わたしたちは、駅へと向かって町中を並んで歩いていた。誰ともすれ違わなかった。
「俺は青木さんの傍にいるよ」と彼は言った。
「別にいいよ」とわたしは答えた。「新しい誰かを見つけなよ……」
きっと、彼のその言葉に嘘はないのだ。彼はわたしとは違って、言葉と心とが解離するような人ではないからだ。どストレートなのだ。いい意味でも悪い意味でも。
そして、わたしがもしそうなったのだとしたら、本当に彼は最後までわたしの傍から離れはしないのだろう。

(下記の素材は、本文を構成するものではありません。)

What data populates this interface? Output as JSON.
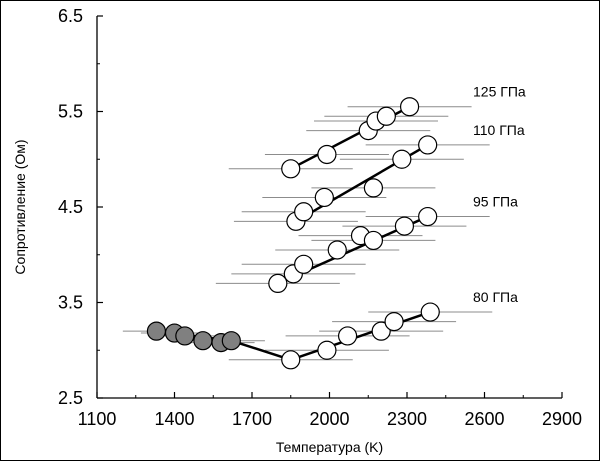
{
  "chart_data": {
    "type": "scatter",
    "xlabel": "Температура (K)",
    "ylabel": "Сопротивление (Ом)",
    "xlim": [
      1100,
      2900
    ],
    "ylim": [
      2.5,
      6.5
    ],
    "xticks": [
      "1100",
      "1400",
      "1700",
      "2000",
      "2300",
      "2600",
      "2900"
    ],
    "yticks": [
      "2.5",
      "3.5",
      "4.5",
      "5.5",
      "6.5"
    ],
    "grid": false,
    "legend": "none",
    "error_bar": "horizontal",
    "colors": {
      "open_marker": "#ffffff",
      "filled_marker": "#808080",
      "edge": "#000000",
      "error_bar": "#8c8c8c"
    },
    "series": [
      {
        "label": "125 ГПа",
        "points": [
          {
            "x": 1850,
            "y": 4.9,
            "xerr": 240
          },
          {
            "x": 1990,
            "y": 5.05,
            "xerr": 240
          },
          {
            "x": 2150,
            "y": 5.3,
            "xerr": 240
          },
          {
            "x": 2180,
            "y": 5.4,
            "xerr": 240
          },
          {
            "x": 2220,
            "y": 5.45,
            "xerr": 240
          },
          {
            "x": 2310,
            "y": 5.55,
            "xerr": 240
          }
        ],
        "fit": [
          [
            1850,
            4.9
          ],
          [
            2310,
            5.55
          ]
        ]
      },
      {
        "label": "110 ГПа",
        "points": [
          {
            "x": 1870,
            "y": 4.35,
            "xerr": 240
          },
          {
            "x": 1900,
            "y": 4.45,
            "xerr": 240
          },
          {
            "x": 1980,
            "y": 4.6,
            "xerr": 240
          },
          {
            "x": 2170,
            "y": 4.7,
            "xerr": 240
          },
          {
            "x": 2280,
            "y": 5.0,
            "xerr": 240
          },
          {
            "x": 2380,
            "y": 5.15,
            "xerr": 240
          }
        ],
        "fit": [
          [
            1870,
            4.35
          ],
          [
            2380,
            5.15
          ]
        ]
      },
      {
        "label": "95 ГПа",
        "points": [
          {
            "x": 1800,
            "y": 3.7,
            "xerr": 240
          },
          {
            "x": 1860,
            "y": 3.8,
            "xerr": 240
          },
          {
            "x": 1900,
            "y": 3.9,
            "xerr": 240
          },
          {
            "x": 2030,
            "y": 4.05,
            "xerr": 240
          },
          {
            "x": 2120,
            "y": 4.2,
            "xerr": 240
          },
          {
            "x": 2170,
            "y": 4.15,
            "xerr": 240
          },
          {
            "x": 2290,
            "y": 4.3,
            "xerr": 240
          },
          {
            "x": 2380,
            "y": 4.4,
            "xerr": 240
          }
        ],
        "fit": [
          [
            1800,
            3.7
          ],
          [
            2380,
            4.4
          ]
        ]
      },
      {
        "label": "80 ГПа",
        "points": [
          {
            "x": 1330,
            "y": 3.2,
            "xerr": 130,
            "filled": true
          },
          {
            "x": 1400,
            "y": 3.18,
            "xerr": 130,
            "filled": true
          },
          {
            "x": 1440,
            "y": 3.15,
            "xerr": 130,
            "filled": true
          },
          {
            "x": 1510,
            "y": 3.1,
            "xerr": 130,
            "filled": true
          },
          {
            "x": 1580,
            "y": 3.08,
            "xerr": 130,
            "filled": true
          },
          {
            "x": 1620,
            "y": 3.1,
            "xerr": 130,
            "filled": true
          },
          {
            "x": 1850,
            "y": 2.9,
            "xerr": 240
          },
          {
            "x": 1990,
            "y": 3.0,
            "xerr": 240
          },
          {
            "x": 2070,
            "y": 3.15,
            "xerr": 240
          },
          {
            "x": 2200,
            "y": 3.2,
            "xerr": 240
          },
          {
            "x": 2250,
            "y": 3.3,
            "xerr": 240
          },
          {
            "x": 2390,
            "y": 3.4,
            "xerr": 240
          }
        ],
        "fit": [
          [
            1330,
            3.2
          ],
          [
            1620,
            3.1
          ],
          [
            1850,
            2.9
          ],
          [
            2390,
            3.4
          ]
        ]
      }
    ]
  }
}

「もし、その逆の立場になったなら」と彼は言った。「青木さんは、新しい人を見つけなよ」
「寂しくないの?」とわたしは訊ねた。
寂しいから、君はわたしと離れたくないのではないか?
「それはもういいんだよ」と彼は答えた。
「どういうこと?」とわたしは訊いた。
「だって、もう君に会えたんだもの」と黒川は言った。「君がこの世にいるということを認知したんだもの」
わからないな、とわたしは苦笑した。
わからなくてもいいよ、と彼はかすかに微笑んだ。
恥ずかしくなったのか、彼は少し足早になった。
ただでさえ、歩幅に差があるのに、足を早められたので、あっという間に、わたしたちのあいだには距離が開いた。
わたしは彼の背中に向かって、小さく駆ける。
彼の背中はとても遠くにあるように見えた。
わたしはいつか、彼に追いつかなくてはならないのだ。そのために、わたしは彼を必要としているのだろう。
彼と一緒にいるのは、寂しいからではないのだ。